Subjects included: 'Identifying native grasses', 'Weeds and weeding', 'Sites of significance' and 'Threats to the grasslands'. A barbecue lunch was provided, both vegetarian and kangaroo (cooked separately), and refreshments were taken in the History of the Land Gardens. Enough enthusiasm was generated for a hands-on practical exercise in plant identification, weeding the transitional grasslands section of the History of the Land Gardens. This grassland is similar to ones on the escarpments of Keilor and Tullamarine, wallaby grass with some kangaroo grass, silky blue grass predominating.

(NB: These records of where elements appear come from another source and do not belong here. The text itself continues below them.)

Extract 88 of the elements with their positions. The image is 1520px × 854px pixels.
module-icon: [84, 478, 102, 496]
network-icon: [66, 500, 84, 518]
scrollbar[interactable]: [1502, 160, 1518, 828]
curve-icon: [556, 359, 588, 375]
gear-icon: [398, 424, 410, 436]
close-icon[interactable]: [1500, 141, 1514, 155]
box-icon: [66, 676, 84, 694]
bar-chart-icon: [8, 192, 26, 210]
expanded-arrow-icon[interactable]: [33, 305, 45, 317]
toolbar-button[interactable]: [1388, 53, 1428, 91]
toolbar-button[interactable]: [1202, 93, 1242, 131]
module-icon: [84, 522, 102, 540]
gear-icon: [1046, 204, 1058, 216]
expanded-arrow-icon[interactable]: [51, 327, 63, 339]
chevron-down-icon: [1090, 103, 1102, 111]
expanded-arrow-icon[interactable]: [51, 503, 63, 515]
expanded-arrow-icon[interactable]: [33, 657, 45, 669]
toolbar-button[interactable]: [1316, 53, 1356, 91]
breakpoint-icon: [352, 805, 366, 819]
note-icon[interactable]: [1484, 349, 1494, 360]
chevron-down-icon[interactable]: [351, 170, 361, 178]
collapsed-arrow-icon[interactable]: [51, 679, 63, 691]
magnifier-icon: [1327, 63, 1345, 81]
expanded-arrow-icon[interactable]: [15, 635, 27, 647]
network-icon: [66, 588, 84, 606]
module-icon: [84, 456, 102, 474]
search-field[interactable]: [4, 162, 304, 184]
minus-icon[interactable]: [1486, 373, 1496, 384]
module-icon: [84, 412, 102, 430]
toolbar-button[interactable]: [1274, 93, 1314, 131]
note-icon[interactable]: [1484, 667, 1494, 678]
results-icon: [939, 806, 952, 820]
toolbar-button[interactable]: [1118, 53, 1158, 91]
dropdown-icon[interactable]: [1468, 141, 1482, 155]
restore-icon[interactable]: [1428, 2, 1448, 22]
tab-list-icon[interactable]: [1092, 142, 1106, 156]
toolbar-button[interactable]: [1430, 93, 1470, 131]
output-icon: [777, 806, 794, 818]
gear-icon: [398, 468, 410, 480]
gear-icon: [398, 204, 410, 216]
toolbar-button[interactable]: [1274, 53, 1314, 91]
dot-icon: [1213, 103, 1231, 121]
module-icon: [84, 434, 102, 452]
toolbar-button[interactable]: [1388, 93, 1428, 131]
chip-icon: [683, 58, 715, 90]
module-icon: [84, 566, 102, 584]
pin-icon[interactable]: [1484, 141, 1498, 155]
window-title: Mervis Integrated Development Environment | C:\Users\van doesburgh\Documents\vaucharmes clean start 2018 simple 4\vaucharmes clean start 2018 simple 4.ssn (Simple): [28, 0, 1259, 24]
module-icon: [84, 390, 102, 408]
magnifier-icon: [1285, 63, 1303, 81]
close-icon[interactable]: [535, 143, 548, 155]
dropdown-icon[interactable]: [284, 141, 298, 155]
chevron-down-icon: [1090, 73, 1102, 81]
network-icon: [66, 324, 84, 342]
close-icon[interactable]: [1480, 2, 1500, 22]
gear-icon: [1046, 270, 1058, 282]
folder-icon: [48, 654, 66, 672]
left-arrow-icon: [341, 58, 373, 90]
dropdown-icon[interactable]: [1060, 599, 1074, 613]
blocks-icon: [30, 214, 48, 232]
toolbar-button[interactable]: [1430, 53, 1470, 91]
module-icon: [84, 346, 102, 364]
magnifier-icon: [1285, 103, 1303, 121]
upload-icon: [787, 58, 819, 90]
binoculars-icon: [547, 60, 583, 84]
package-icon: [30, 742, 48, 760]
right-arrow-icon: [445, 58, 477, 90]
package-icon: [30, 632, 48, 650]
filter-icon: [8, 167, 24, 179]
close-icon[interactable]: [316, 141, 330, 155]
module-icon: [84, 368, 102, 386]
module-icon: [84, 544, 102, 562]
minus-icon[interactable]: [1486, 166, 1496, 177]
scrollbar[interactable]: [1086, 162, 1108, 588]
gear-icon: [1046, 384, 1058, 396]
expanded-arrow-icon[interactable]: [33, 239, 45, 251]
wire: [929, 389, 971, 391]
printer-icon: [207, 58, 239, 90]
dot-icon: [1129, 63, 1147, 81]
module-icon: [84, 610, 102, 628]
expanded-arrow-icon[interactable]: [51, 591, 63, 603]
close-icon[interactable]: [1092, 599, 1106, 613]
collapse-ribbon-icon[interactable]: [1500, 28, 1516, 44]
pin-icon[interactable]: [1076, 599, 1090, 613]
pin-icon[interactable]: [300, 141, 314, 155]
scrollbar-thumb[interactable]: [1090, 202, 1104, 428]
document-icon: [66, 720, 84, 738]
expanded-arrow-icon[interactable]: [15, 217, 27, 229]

As our grassland has been planted, the seminar then turned to considering regeneration opportunities in Melbourne's west. High on our list were places like Jack's Magazine grassy wetlands, the Afton Street military land in West Essendon, the threatened (by development) Baldwin Avenue grasslands in Keilor and everyone's home backyards.

Several 'Groovy Gardeners' collected seed from the Museum garden and have begun a seed bank - they bring up plants in their own garden but bring back a proportion of them for replanting in Pipemakers Park. Since the seminar, several attendees have continued their interest, visiting grassland sites and reporting 'new' sites back to us. The Museum library has proved invaluable in their studies.

The seminar wound up late in the night. Gardeners and guests sat around a fire as a guitar and cello improvised wind songs, evoking swaying stalks, on a hill, in a valley, beside a river called Maribyrnong.